As far as I can see, this third installment is basically more of the same. This time it is detective Lance Boyle teaming up with babe scientist Kennedi Johnson to fight the vile vegetables. It is also a sendup of tabloid television and trash talkshows. I guess you shouldn't expect much of credibility from a movie about killer tomatoes, but I guess this is as credible as the intended market, 10-14 year olds, need.
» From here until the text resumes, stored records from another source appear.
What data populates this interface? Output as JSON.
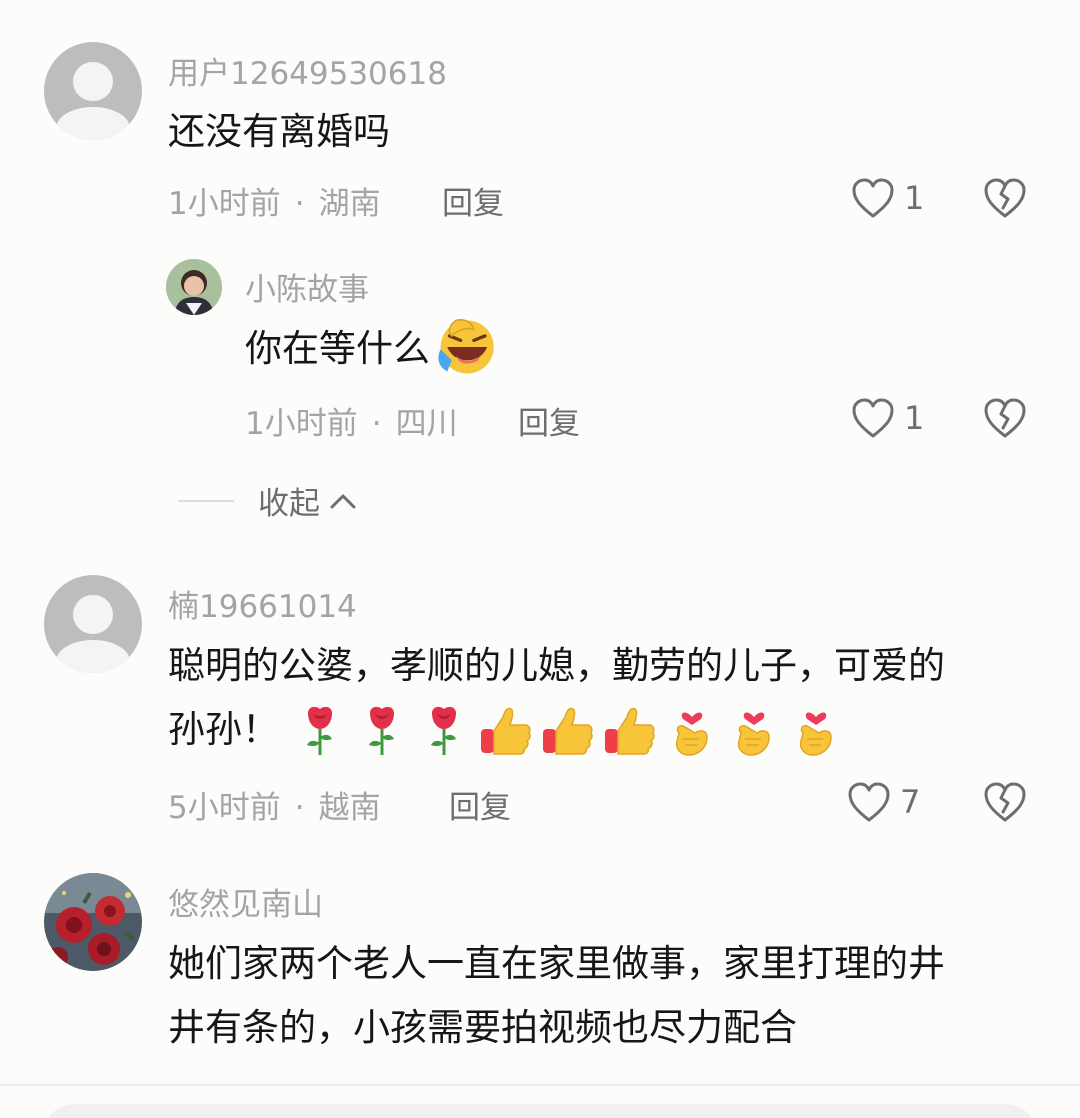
{
  "comments": [
    {
      "username": "用户12649530618",
      "content": "还没有离婚吗",
      "time": "1小时前",
      "location": "湖南",
      "reply_label": "回复",
      "likes": "1",
      "replies": [
        {
          "username": "小陈故事",
          "content": "你在等什么",
          "emoji": "laughing-tears-emoji",
          "time": "1小时前",
          "location": "四川",
          "reply_label": "回复",
          "likes": "1"
        }
      ],
      "collapse_label": "收起"
    },
    {
      "username": "楠19661014",
      "content": "聪明的公婆，孝顺的儿媳，勤劳的儿子，可爱的",
      "content_line2": "孙孙！",
      "emojis": [
        "rose-emoji",
        "rose-emoji",
        "rose-emoji",
        "thumbs-up-emoji",
        "thumbs-up-emoji",
        "thumbs-up-emoji",
        "finger-heart-emoji",
        "finger-heart-emoji",
        "finger-heart-emoji"
      ],
      "time": "5小时前",
      "location": "越南",
      "reply_label": "回复",
      "likes": "7"
    },
    {
      "username": "悠然见南山",
      "content": "她们家两个老人一直在家里做事，家里打理的井",
      "content_line2": "井有条的，小孩需要拍视频也尽力配合"
    }
  ],
  "colors": {
    "background": "#fcfcfb",
    "text_primary": "#161616",
    "text_secondary": "#a4a4a4",
    "text_action": "#6e6e6e"
  }
}
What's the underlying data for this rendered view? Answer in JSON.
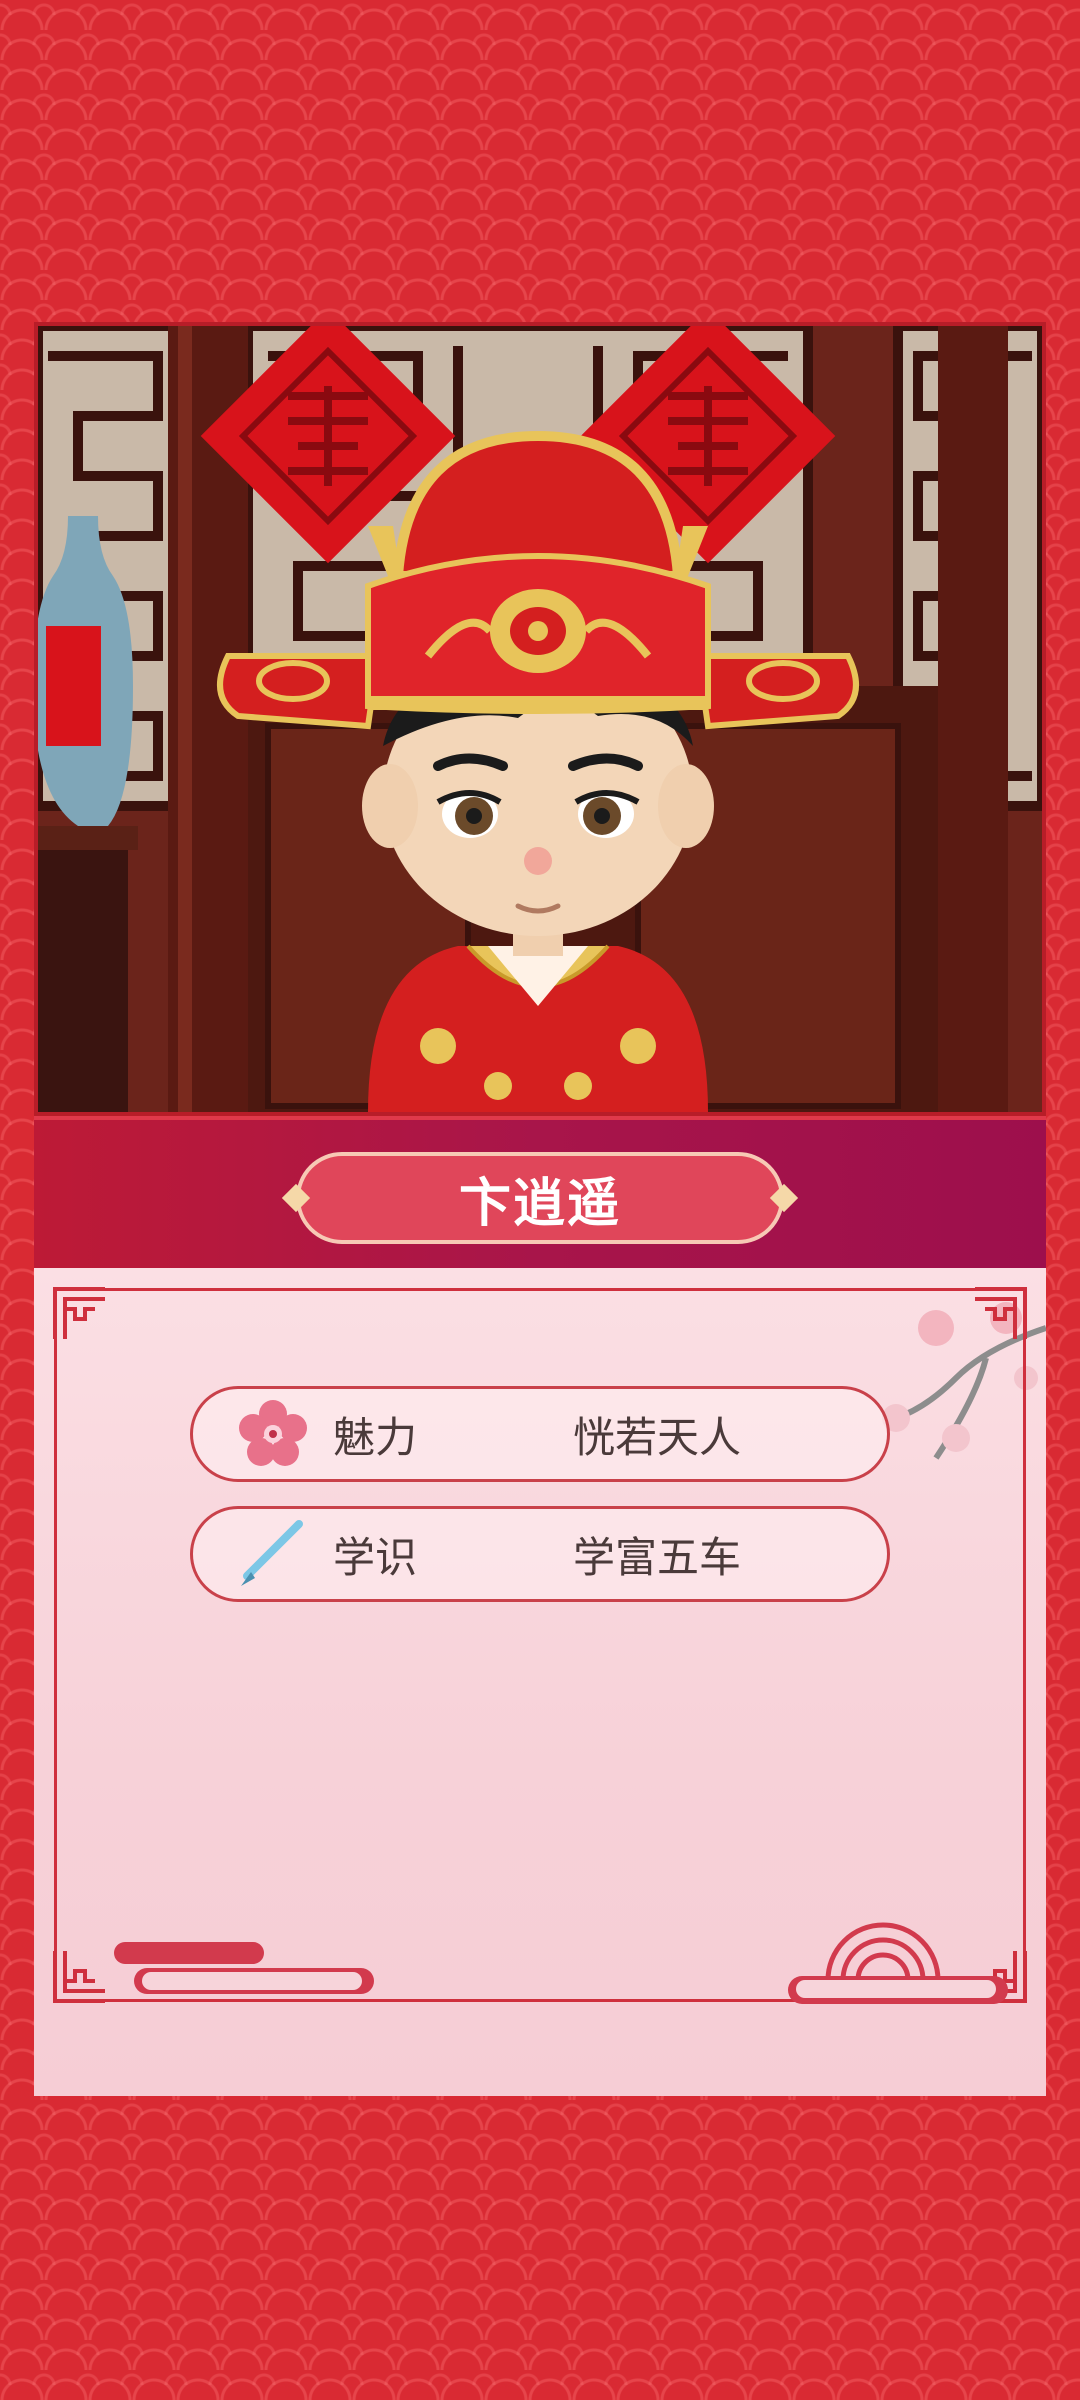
{
  "character": {
    "name": "卞逍遥"
  },
  "stats": [
    {
      "icon": "plum-blossom-icon",
      "label": "魅力",
      "value": "恍若天人"
    },
    {
      "icon": "brush-pen-icon",
      "label": "学识",
      "value": "学富五车"
    }
  ],
  "colors": {
    "background": "#d92a33",
    "name_band": "#a8154a",
    "name_plate": "#e0465a",
    "panel": "#f9d8de",
    "frame": "#cf2f3d"
  }
}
The movie tries to play in the same league as Loaded Weapon or Naked Gun police spoofs, but just like the Police Academy sequels, it doesn't have the budget to go through with it. This kind of movies needs at least one joke a minute - as a minimum. The movie has a few good jokes but not nearly enough. Dr. Gangreen's hideout looks cheap, the water in the piranha tank is dyed black since there no piranhas and, most important, it is filled with second-rate actors. Neither Rick Rockwell or Crystal Carson had much experience before - or has had much since, at least as far as feature films are concerned. (Rick Rockwell is now, well, famous as the millionaire in 'Who wants to marry a millionaire?') And some scenes are superfluous, like Lance Boyle visiting the zoo or the irate guy at the bank.
If you like horror movies and the Police Academy series, you will love this. Otherwise, spend some time benefiting humanity instead.